Z-score Transform for Geostatistics

In this post I’ll present the z-score forward and backward transforms used in Sequential Gaussian Simulation, to be discussed at a later date. Some geostatistical algorithms assume that data is distributed normally, but interesting data is generally never normally distributed? Solution: force normality, or quasi-normality. All of this is loosely based on Clayton V. Deutsche’s work on the GSLIB library, and his books.

The first function creates a cumulative distribution function, and its inverse, for a given data set d. The CDF and its inverse are reported as <Nx2> arrays, where N is the number of data points in d, the input data set.

def cdf( d, bins=12 ):
    N = len( d )
    counts, intervals = np.histogram( d, bins=bins )
    h = np.diff( intervals ) / 2.0
    f, finv = np.zeros((N,2)), np.zeros((N,2))
    idx, k, T = 0, 0, float( np.sum( counts ) )
    for count in counts:
        for i in range( count ):
            x = intervals[idx]+h[0]
            y = np.cumsum( counts[:idx+1] )[-1] / T
            f[k,:] = x, y 
            finv[k,:] = y, x
            k += 1
        idx += 1
    return f, finv

This next awkward function returns an interpolation function for the CDFs created by the previous function. It’s a function that returns a function, thanks to functions being first class citizens in Python land. The basis of this function is the scipy.interpolate.interp1d() function, but since this function throws an error when you give it a value outside the original interpolation range, I’ve taken care of those boundary conditions. I could have alternatively used a try/except structure, and I may yet, but this works for now.

def fit( d ):
    x, y = d[:,0], d[:,1]
    def f(t):
        if t <= x.min():
            return y[ np.argmin(x) ]
        elif t >= x.max():
            return y[ np.argmax(x) ]
        else:
            intr = scipy.interpolate.interp1d( x, y )
            return intr(t)
    return f

Finally, here are my transformation and back-transformation functions.
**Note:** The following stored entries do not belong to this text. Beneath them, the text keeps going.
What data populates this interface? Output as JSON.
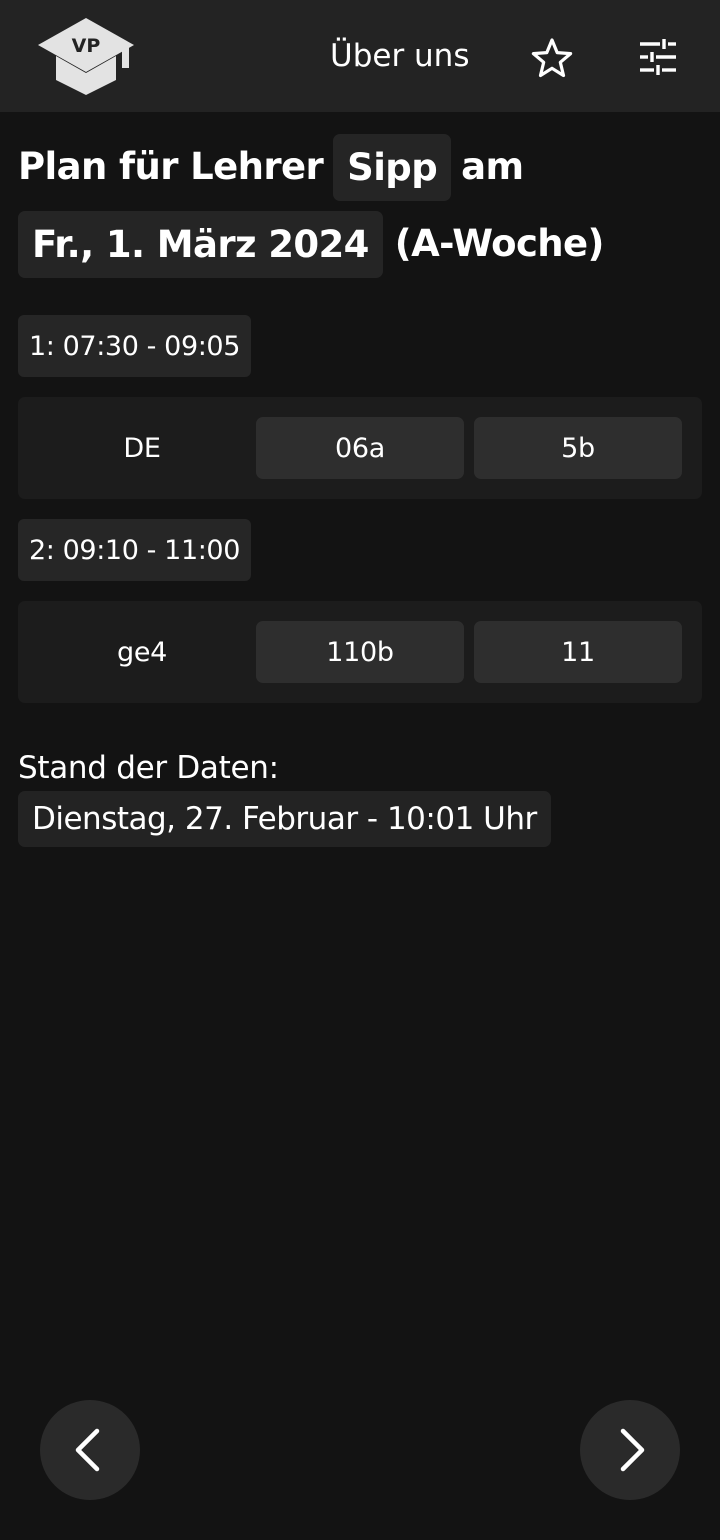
{
  "header": {
    "logo_text": "VP",
    "about_label": "Über uns",
    "favorite_icon": "star-icon",
    "settings_icon": "sliders-icon"
  },
  "title": {
    "prefix": "Plan für Lehrer",
    "teacher": "Sipp",
    "connector": "am",
    "date": "Fr., 1. März 2024",
    "week": "(A-Woche)"
  },
  "lessons": [
    {
      "period": "1: 07:30 - 09:05",
      "subject": "DE",
      "room": "06a",
      "group": "5b"
    },
    {
      "period": "2: 09:10 - 11:00",
      "subject": "ge4",
      "room": "110b",
      "group": "11"
    }
  ],
  "status": {
    "label": "Stand der Daten:",
    "value": "Dienstag, 27. Februar - 10:01 Uhr"
  },
  "navigation": {
    "prev_icon": "chevron-left-icon",
    "next_icon": "chevron-right-icon"
  },
  "colors": {
    "background": "#131313",
    "header": "#232323",
    "chip": "#262626",
    "row": "#1c1c1c",
    "cell_button": "#2e2e2e",
    "text": "#ffffff"
  }
}
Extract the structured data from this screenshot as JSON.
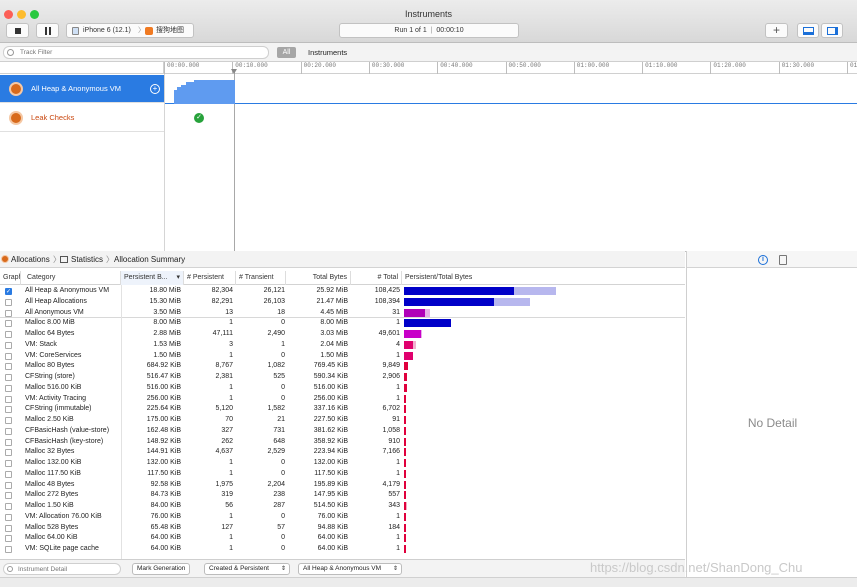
{
  "window": {
    "title": "Instruments"
  },
  "toolbar": {
    "device": "iPhone 6 (12.1)",
    "app": "搜狗地图",
    "run_label": "Run 1 of 1",
    "run_time": "00:00:10"
  },
  "filter": {
    "placeholder": "Track Filter",
    "all_label": "All",
    "scope_label": "Instruments"
  },
  "ruler": {
    "ticks": [
      "00:00.000",
      "00:10.000",
      "00:20.000",
      "00:30.000",
      "00:40.000",
      "00:50.000",
      "01:00.000",
      "01:10.000",
      "01:20.000",
      "01:30.000",
      "01:40"
    ]
  },
  "tracks": [
    {
      "label": "All Heap & Anonymous VM"
    },
    {
      "label": "Leak Checks"
    }
  ],
  "jumpbar": {
    "instrument": "Allocations",
    "view": "Statistics",
    "detail": "Allocation Summary"
  },
  "columns": {
    "graph": "Graph",
    "category": "Category",
    "persistent_bytes": "Persistent B...",
    "persistent": "# Persistent",
    "transient": "# Transient",
    "total_bytes": "Total Bytes",
    "total": "# Total",
    "ratio": "Persistent/Total Bytes"
  },
  "rows": [
    {
      "checked": true,
      "category": "All Heap & Anonymous VM",
      "persistent_bytes": "18.80 MiB",
      "persistent": "82,304",
      "transient": "26,121",
      "total_bytes": "25.92 MiB",
      "total": "108,425",
      "p_frac": 0.72,
      "t_frac": 1.0,
      "color": "#0000c8",
      "light": "#b7b7ee"
    },
    {
      "checked": false,
      "category": "All Heap Allocations",
      "persistent_bytes": "15.30 MiB",
      "persistent": "82,291",
      "transient": "26,103",
      "total_bytes": "21.47 MiB",
      "total": "108,394",
      "p_frac": 0.59,
      "t_frac": 0.83,
      "color": "#0000c8",
      "light": "#b7b7ee"
    },
    {
      "checked": false,
      "category": "All Anonymous VM",
      "persistent_bytes": "3.50 MiB",
      "persistent": "13",
      "transient": "18",
      "total_bytes": "4.45 MiB",
      "total": "31",
      "p_frac": 0.135,
      "t_frac": 0.172,
      "color": "#b000b8",
      "light": "#e6b0e8"
    },
    {
      "checked": false,
      "category": "Malloc 8.00 MiB",
      "persistent_bytes": "8.00 MiB",
      "persistent": "1",
      "transient": "0",
      "total_bytes": "8.00 MiB",
      "total": "1",
      "p_frac": 0.31,
      "t_frac": 0.31,
      "color": "#0000c8",
      "light": "#b7b7ee"
    },
    {
      "checked": false,
      "category": "Malloc 64 Bytes",
      "persistent_bytes": "2.88 MiB",
      "persistent": "47,111",
      "transient": "2,490",
      "total_bytes": "3.03 MiB",
      "total": "49,601",
      "p_frac": 0.111,
      "t_frac": 0.117,
      "color": "#c800c8",
      "light": "#e6b0e8"
    },
    {
      "checked": false,
      "category": "VM: Stack",
      "persistent_bytes": "1.53 MiB",
      "persistent": "3",
      "transient": "1",
      "total_bytes": "2.04 MiB",
      "total": "4",
      "p_frac": 0.059,
      "t_frac": 0.079,
      "color": "#e0006e",
      "light": "#f2b0cf"
    },
    {
      "checked": false,
      "category": "VM: CoreServices",
      "persistent_bytes": "1.50 MiB",
      "persistent": "1",
      "transient": "0",
      "total_bytes": "1.50 MiB",
      "total": "1",
      "p_frac": 0.058,
      "t_frac": 0.058,
      "color": "#e0006e",
      "light": "#f2b0cf"
    },
    {
      "checked": false,
      "category": "Malloc 80 Bytes",
      "persistent_bytes": "684.92 KiB",
      "persistent": "8,767",
      "transient": "1,082",
      "total_bytes": "769.45 KiB",
      "total": "9,849",
      "p_frac": 0.026,
      "t_frac": 0.029,
      "color": "#e0003c",
      "light": "#f2b0c0"
    },
    {
      "checked": false,
      "category": "CFString (store)",
      "persistent_bytes": "516.47 KiB",
      "persistent": "2,381",
      "transient": "525",
      "total_bytes": "590.34 KiB",
      "total": "2,906",
      "p_frac": 0.02,
      "t_frac": 0.022,
      "color": "#e0003c",
      "light": "#f2b0c0"
    },
    {
      "checked": false,
      "category": "Malloc 516.00 KiB",
      "persistent_bytes": "516.00 KiB",
      "persistent": "1",
      "transient": "0",
      "total_bytes": "516.00 KiB",
      "total": "1",
      "p_frac": 0.02,
      "t_frac": 0.02,
      "color": "#e0003c",
      "light": "#f2b0c0"
    },
    {
      "checked": false,
      "category": "VM: Activity Tracing",
      "persistent_bytes": "256.00 KiB",
      "persistent": "1",
      "transient": "0",
      "total_bytes": "256.00 KiB",
      "total": "1",
      "p_frac": 0.01,
      "t_frac": 0.01,
      "color": "#e0003c",
      "light": "#f2b0c0"
    },
    {
      "checked": false,
      "category": "CFString (immutable)",
      "persistent_bytes": "225.64 KiB",
      "persistent": "5,120",
      "transient": "1,582",
      "total_bytes": "337.16 KiB",
      "total": "6,702",
      "p_frac": 0.009,
      "t_frac": 0.013,
      "color": "#e0003c",
      "light": "#f2b0c0"
    },
    {
      "checked": false,
      "category": "Malloc 2.50 KiB",
      "persistent_bytes": "175.00 KiB",
      "persistent": "70",
      "transient": "21",
      "total_bytes": "227.50 KiB",
      "total": "91",
      "p_frac": 0.007,
      "t_frac": 0.009,
      "color": "#e0003c",
      "light": "#f2b0c0"
    },
    {
      "checked": false,
      "category": "CFBasicHash (value-store)",
      "persistent_bytes": "162.48 KiB",
      "persistent": "327",
      "transient": "731",
      "total_bytes": "381.62 KiB",
      "total": "1,058",
      "p_frac": 0.006,
      "t_frac": 0.014,
      "color": "#e0003c",
      "light": "#f2b0c0"
    },
    {
      "checked": false,
      "category": "CFBasicHash (key-store)",
      "persistent_bytes": "148.92 KiB",
      "persistent": "262",
      "transient": "648",
      "total_bytes": "358.92 KiB",
      "total": "910",
      "p_frac": 0.006,
      "t_frac": 0.014,
      "color": "#e0003c",
      "light": "#f2b0c0"
    },
    {
      "checked": false,
      "category": "Malloc 32 Bytes",
      "persistent_bytes": "144.91 KiB",
      "persistent": "4,637",
      "transient": "2,529",
      "total_bytes": "223.94 KiB",
      "total": "7,166",
      "p_frac": 0.006,
      "t_frac": 0.009,
      "color": "#e0003c",
      "light": "#f2b0c0"
    },
    {
      "checked": false,
      "category": "Malloc 132.00 KiB",
      "persistent_bytes": "132.00 KiB",
      "persistent": "1",
      "transient": "0",
      "total_bytes": "132.00 KiB",
      "total": "1",
      "p_frac": 0.005,
      "t_frac": 0.005,
      "color": "#e0003c",
      "light": "#f2b0c0"
    },
    {
      "checked": false,
      "category": "Malloc 117.50 KiB",
      "persistent_bytes": "117.50 KiB",
      "persistent": "1",
      "transient": "0",
      "total_bytes": "117.50 KiB",
      "total": "1",
      "p_frac": 0.005,
      "t_frac": 0.005,
      "color": "#e0003c",
      "light": "#f2b0c0"
    },
    {
      "checked": false,
      "category": "Malloc 48 Bytes",
      "persistent_bytes": "92.58 KiB",
      "persistent": "1,975",
      "transient": "2,204",
      "total_bytes": "195.89 KiB",
      "total": "4,179",
      "p_frac": 0.004,
      "t_frac": 0.008,
      "color": "#e0003c",
      "light": "#f2b0c0"
    },
    {
      "checked": false,
      "category": "Malloc 272 Bytes",
      "persistent_bytes": "84.73 KiB",
      "persistent": "319",
      "transient": "238",
      "total_bytes": "147.95 KiB",
      "total": "557",
      "p_frac": 0.003,
      "t_frac": 0.006,
      "color": "#e0003c",
      "light": "#f2b0c0"
    },
    {
      "checked": false,
      "category": "Malloc 1.50 KiB",
      "persistent_bytes": "84.00 KiB",
      "persistent": "56",
      "transient": "287",
      "total_bytes": "514.50 KiB",
      "total": "343",
      "p_frac": 0.003,
      "t_frac": 0.02,
      "color": "#e0003c",
      "light": "#f2b0c0"
    },
    {
      "checked": false,
      "category": "VM: Allocation 76.00 KiB",
      "persistent_bytes": "76.00 KiB",
      "persistent": "1",
      "transient": "0",
      "total_bytes": "76.00 KiB",
      "total": "1",
      "p_frac": 0.003,
      "t_frac": 0.003,
      "color": "#e0003c",
      "light": "#f2b0c0"
    },
    {
      "checked": false,
      "category": "Malloc 528 Bytes",
      "persistent_bytes": "65.48 KiB",
      "persistent": "127",
      "transient": "57",
      "total_bytes": "94.88 KiB",
      "total": "184",
      "p_frac": 0.003,
      "t_frac": 0.004,
      "color": "#e0003c",
      "light": "#f2b0c0"
    },
    {
      "checked": false,
      "category": "Malloc 64.00 KiB",
      "persistent_bytes": "64.00 KiB",
      "persistent": "1",
      "transient": "0",
      "total_bytes": "64.00 KiB",
      "total": "1",
      "p_frac": 0.002,
      "t_frac": 0.002,
      "color": "#e0003c",
      "light": "#f2b0c0"
    },
    {
      "checked": false,
      "category": "VM: SQLite page cache",
      "persistent_bytes": "64.00 KiB",
      "persistent": "1",
      "transient": "0",
      "total_bytes": "64.00 KiB",
      "total": "1",
      "p_frac": 0.002,
      "t_frac": 0.002,
      "color": "#e0003c",
      "light": "#f2b0c0"
    }
  ],
  "footer": {
    "detail_placeholder": "Instrument Detail",
    "mark_generation": "Mark Generation",
    "lifespan": "Created & Persistent",
    "allocation_type": "All Heap & Anonymous VM"
  },
  "detail": {
    "empty_text": "No Detail"
  },
  "watermark": "https://blog.csdn.net/ShanDong_Chu"
}
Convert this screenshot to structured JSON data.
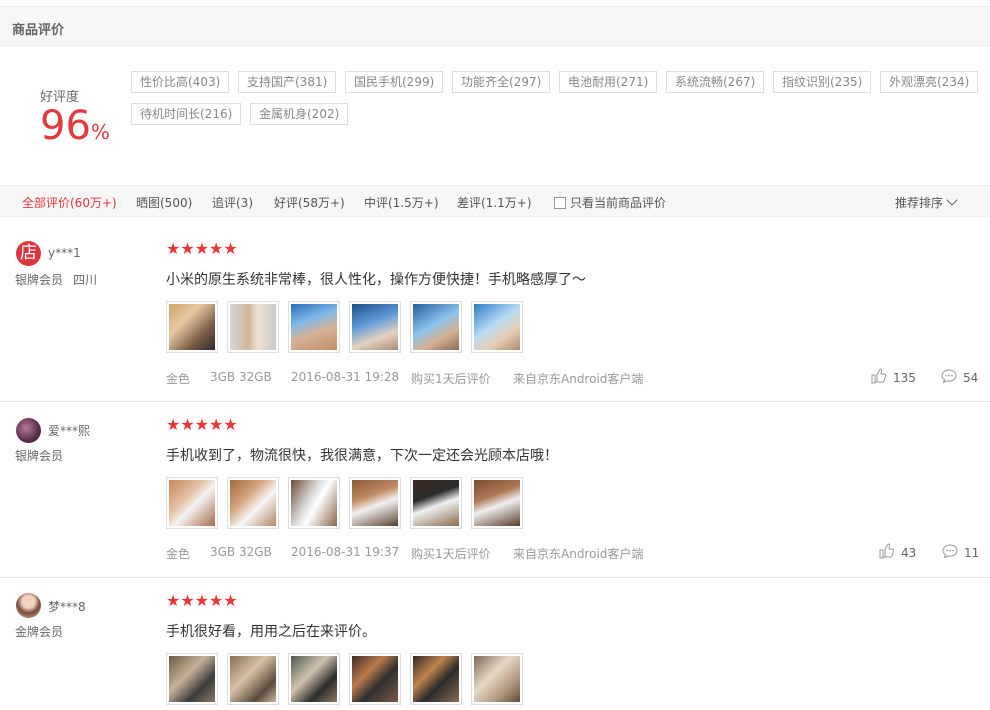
{
  "section": {
    "title": "商品评价"
  },
  "rating": {
    "label": "好评度",
    "value": "96",
    "unit": "%"
  },
  "tags": [
    "性价比高(403)",
    "支持国产(381)",
    "国民手机(299)",
    "功能齐全(297)",
    "电池耐用(271)",
    "系统流畅(267)",
    "指纹识别(235)",
    "外观漂亮(234)",
    "待机时间长(216)",
    "金属机身(202)"
  ],
  "filters": {
    "all": "全部评价(60万+)",
    "photos": "晒图(500)",
    "followup": "追评(3)",
    "good": "好评(58万+)",
    "medium": "中评(1.5万+)",
    "bad": "差评(1.1万+)",
    "current_only": "只看当前商品评价",
    "sort": "推荐排序"
  },
  "reviews": [
    {
      "username": "y***1",
      "level": "银牌会员",
      "location": "四川",
      "stars": "★★★★★",
      "text": "小米的原生系统非常棒，很人性化，操作方便快捷！手机略感厚了～",
      "color": "金色",
      "spec": "3GB 32GB",
      "date": "2016-08-31 19:28",
      "after": "购买1天后评价",
      "source": "来自京东Android客户端",
      "likes": "135",
      "comments": "54"
    },
    {
      "username": "爱***熙",
      "level": "银牌会员",
      "location": "",
      "stars": "★★★★★",
      "text": "手机收到了，物流很快，我很满意，下次一定还会光顾本店哦！",
      "color": "金色",
      "spec": "3GB 32GB",
      "date": "2016-08-31 19:37",
      "after": "购买1天后评价",
      "source": "来自京东Android客户端",
      "likes": "43",
      "comments": "11"
    },
    {
      "username": "梦***8",
      "level": "金牌会员",
      "location": "",
      "stars": "★★★★★",
      "text": "手机很好看，用用之后在来评价。"
    }
  ],
  "colors": {
    "accent": "#e4393c",
    "muted": "#999999"
  }
}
Depending on the original distribution of the data, the transformation to a standard normal distribution may or may not work out so nicely.

# transform data to normal dist
def to_norm( data, bins=12 ):
    mu = np.mean( data )
    sd = np.std( data )
    z = ( data - mu ) / sd
    f, inv = cdf( z, bins=bins )
    z = scipy.stats.norm(0,1).ppf( f[:,1] )
    z = np.where( z==np.inf, np.nan, z )
    z = np.where( np.isnan( z ), np.nanmax( z ), z )
    param = ( mu, sd )
    return z, inv, param, mu, sd

# transform data from normal dist back
def from_norm( data, inv, param, mu, sd ):
    h = fit( inv )
    f = scipy.stats.norm(0,1).cdf( data )
    z = [ h(i)*sd + mu for i in f ]
    return z

So that’s it. I’ll revisit this code and make it nicer and put comments in it, but this is a working example. Tomorrow I’ll work on the two dimensional Sequential Gaussian Simulation.